Pour One Down
in the last of the sun's dying rays
on one of those long drawn out autumn days
we pour one down
for our friends underground
we filled our glasses up with champagne
and we tried to make merry but it felt so strange
as we poured one down
for our friends underground
the sky starts to darken between the low boughs
blood-red leaves form piles in the aisles
between the spruce trees
and we've got each other
at least for now
we stand at the cusp of the gathering dark
at the edge of the woods at the brink of our hearts
we clink glasses and clasp hands
in the lingering warmth
i look to you and you give me a smile that says
don't worry babe you've got me for a while
here between sunset spruce trees and earth
the stars are all hidden by banks of blue clouds
blood-red leaves form piles in the aisles
between the spruce trees
and we've got each other
at least for now
Time for some real talk, people. REAL. TALK. I have a lot of problems with the lyrics of this song. Not all of them - I think most of them are quite good, which is why the part that bothers me is such a problem. "Pour one down for our friends underground"? This is... not my fave. I console myself with the knowledge that publishing all my thoughts and feelings and melodies for a decade is extremely brave, and that I'm a hero for doing it. Additionally, this song includes the phrase "at the brink of our hearts" which is how I feel all the damn time, so it's worth it for that.

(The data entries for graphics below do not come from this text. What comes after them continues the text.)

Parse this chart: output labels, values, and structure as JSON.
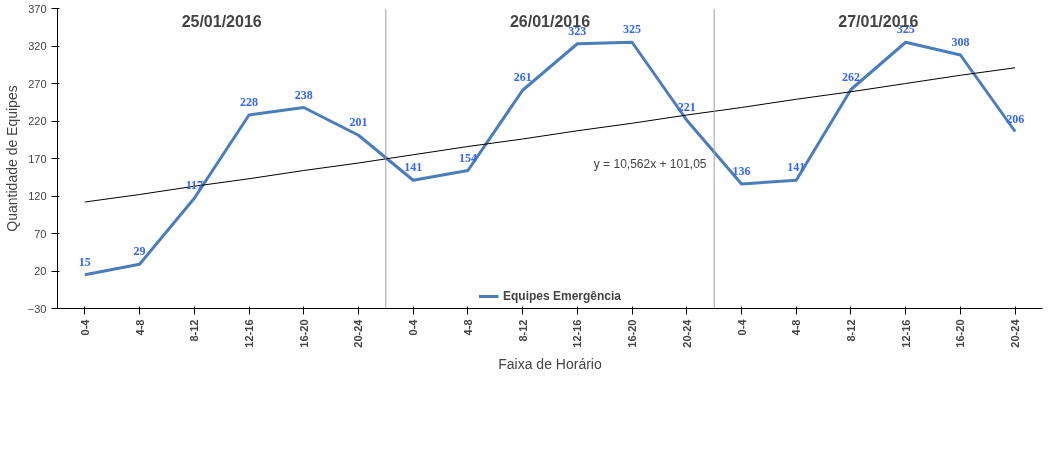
{
  "chart_data": {
    "type": "line",
    "xlabel": "Faixa de Horário",
    "ylabel": "Quantidade de Equipes",
    "categories": [
      "0-4",
      "4-8",
      "8-12",
      "12-16",
      "16-20",
      "20-24",
      "0-4",
      "4-8",
      "8-12",
      "12-16",
      "16-20",
      "20-24",
      "0-4",
      "4-8",
      "8-12",
      "12-16",
      "16-20",
      "20-24"
    ],
    "ylim": [
      -30,
      370
    ],
    "yticks": [
      -30,
      20,
      70,
      120,
      170,
      220,
      270,
      320,
      370
    ],
    "series": [
      {
        "name": "Equipes Emergência",
        "color": "#4a7ebb",
        "values": [
          15,
          29,
          117,
          228,
          238,
          201,
          141,
          154,
          261,
          323,
          325,
          221,
          136,
          141,
          262,
          325,
          308,
          206
        ],
        "value_labels": [
          "15",
          "29",
          "117",
          "228",
          "238",
          "201",
          "141",
          "154",
          "261",
          "323",
          "325",
          "221",
          "136",
          "141",
          "262",
          "325",
          "308",
          "206"
        ]
      },
      {
        "type": "line",
        "color": "#000000",
        "values": [
          112,
          122,
          133,
          143,
          154,
          164,
          175,
          186,
          196,
          207,
          217,
          228,
          238,
          249,
          259,
          270,
          281,
          291
        ]
      }
    ],
    "annotations": [
      "25/01/2016",
      "26/01/2016",
      "27/01/2016",
      "y = 10,562x + 101,05"
    ],
    "legend": "bottom",
    "grid": false
  }
}
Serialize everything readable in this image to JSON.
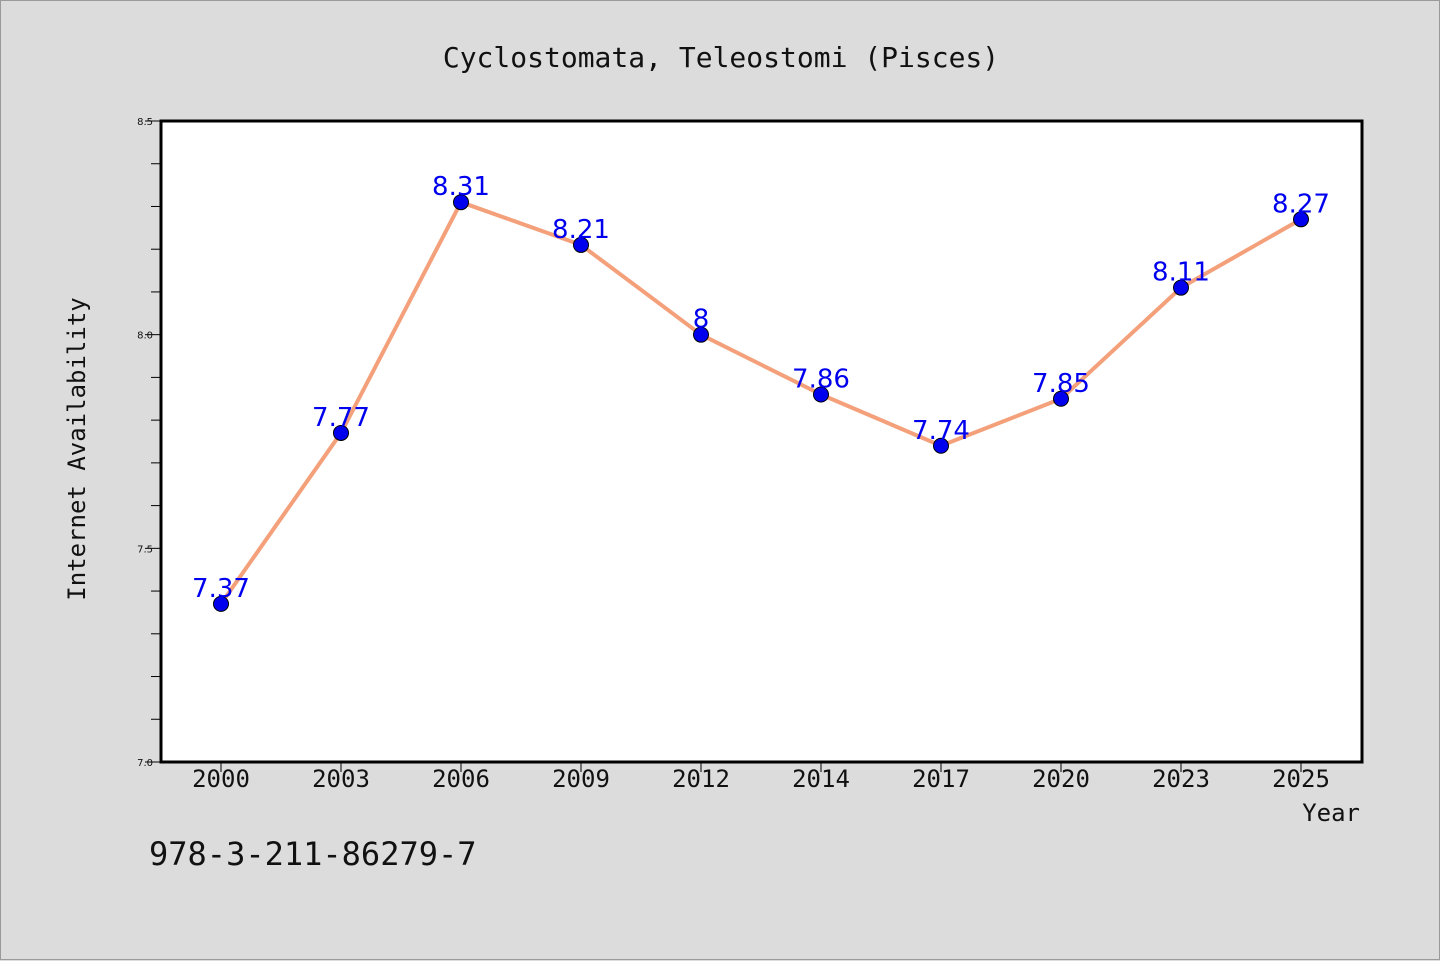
{
  "chart_data": {
    "type": "line",
    "title": "Cyclostomata, Teleostomi (Pisces)",
    "xlabel": "Year",
    "ylabel": "Internet Availability",
    "categories": [
      "2000",
      "2003",
      "2006",
      "2009",
      "2012",
      "2014",
      "2017",
      "2020",
      "2023",
      "2025"
    ],
    "values": [
      7.37,
      7.77,
      8.31,
      8.21,
      8,
      7.86,
      7.74,
      7.85,
      8.11,
      8.27
    ],
    "data_labels": [
      "7.37",
      "7.77",
      "8.31",
      "8.21",
      "8",
      "7.86",
      "7.74",
      "7.85",
      "8.11",
      "8.27"
    ],
    "ylim": [
      7.0,
      8.5
    ],
    "yticks": [
      "7.0",
      "7.5",
      "8.0",
      "8.5"
    ],
    "grid": false,
    "legend": "none",
    "line_color": "#f4a07a",
    "marker_color": "#0000ee",
    "label_color": "#0000ee"
  },
  "annotation": "978-3-211-86279-7"
}
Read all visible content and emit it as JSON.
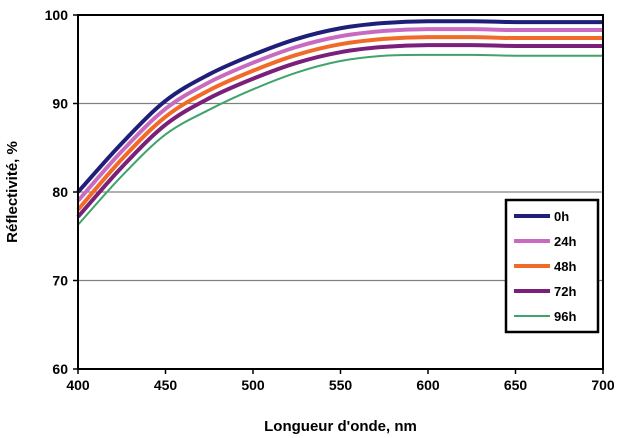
{
  "chart_data": {
    "type": "line",
    "title": "",
    "xlabel": "Longueur d'onde, nm",
    "ylabel": "Réflectivité, %",
    "xlim": [
      400,
      700
    ],
    "ylim": [
      60,
      100
    ],
    "xticks": [
      400,
      450,
      500,
      550,
      600,
      650,
      700
    ],
    "yticks": [
      60,
      70,
      80,
      90,
      100
    ],
    "x_tick_labels": [
      "400",
      "450",
      "500",
      "550",
      "600",
      "650",
      "700"
    ],
    "y_tick_labels": [
      "60",
      "70",
      "80",
      "90",
      "100"
    ],
    "grid": "horizontal",
    "legend_position": "bottom-right",
    "series": [
      {
        "name": "0h",
        "color": "#1f1f7a",
        "x": [
          400,
          425,
          450,
          475,
          500,
          525,
          550,
          575,
          600,
          625,
          650,
          675,
          700
        ],
        "values": [
          80,
          85.5,
          90.3,
          93.3,
          95.5,
          97.3,
          98.5,
          99.1,
          99.3,
          99.3,
          99.2,
          99.2,
          99.2
        ]
      },
      {
        "name": "24h",
        "color": "#c86bc0",
        "x": [
          400,
          425,
          450,
          475,
          500,
          525,
          550,
          575,
          600,
          625,
          650,
          675,
          700
        ],
        "values": [
          79,
          84.6,
          89.4,
          92.4,
          94.6,
          96.4,
          97.6,
          98.2,
          98.4,
          98.4,
          98.3,
          98.3,
          98.3
        ]
      },
      {
        "name": "48h",
        "color": "#f06a28",
        "x": [
          400,
          425,
          450,
          475,
          500,
          525,
          550,
          575,
          600,
          625,
          650,
          675,
          700
        ],
        "values": [
          78,
          83.7,
          88.5,
          91.5,
          93.7,
          95.5,
          96.7,
          97.3,
          97.5,
          97.5,
          97.4,
          97.4,
          97.4
        ]
      },
      {
        "name": "72h",
        "color": "#7a1f7a",
        "x": [
          400,
          425,
          450,
          475,
          500,
          525,
          550,
          575,
          600,
          625,
          650,
          675,
          700
        ],
        "values": [
          77.2,
          82.8,
          87.6,
          90.6,
          92.8,
          94.6,
          95.8,
          96.4,
          96.6,
          96.6,
          96.5,
          96.5,
          96.5
        ]
      },
      {
        "name": "96h",
        "color": "#3fa36b",
        "x": [
          400,
          425,
          450,
          475,
          500,
          525,
          550,
          575,
          600,
          625,
          650,
          675,
          700
        ],
        "values": [
          76.3,
          81.8,
          86.5,
          89.3,
          91.6,
          93.5,
          94.8,
          95.4,
          95.5,
          95.5,
          95.4,
          95.4,
          95.4
        ]
      }
    ]
  }
}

When I was growing up on Willowbrae Farm, my younger sister Fiona had a dog named Jamie. He was a Good Dog. He was some type of mutt, and because I don't know from dogs, I can't even tell you what kind of breeds were mixed in there. Some day, when I'm a better, more sensitive writer, I'll be able to set down in words how much Jamie and Fiona meant to each other. My sister did not always have an easy time of it in public school. She wanted to move and dance and laugh and explore, and teachers kept telling her to sit down and shut up. Being with Jamie was an obvious relief for Fiona, and all through her teen years, they made each other very happy.
But of course, all good things come to an end and even the very best, most wonderful dogs die (because life is a vale of tears and everything is completely unfair) and Jamie died in 2010. My god, when I found out that Jamie had died, I cried for an entire day, I was so distraught. I made a special trip down to my parents' house to honour his life and drink champagne with my sister. And we stood in the woods surrounding the little pond out the back, and I recited some lines from Disney's The Fox and the Hound and we cried and cried. We cried because Jamie was gone, and what an excellent, excellent dog he was, but also because we knew that we would all have to die someday, and leave each other. No more champagne and sunsets.
Maybe someday I'll rewrite the parts of this that make me cringe, so I can enjoy performing this sad, pretty ode to grieving.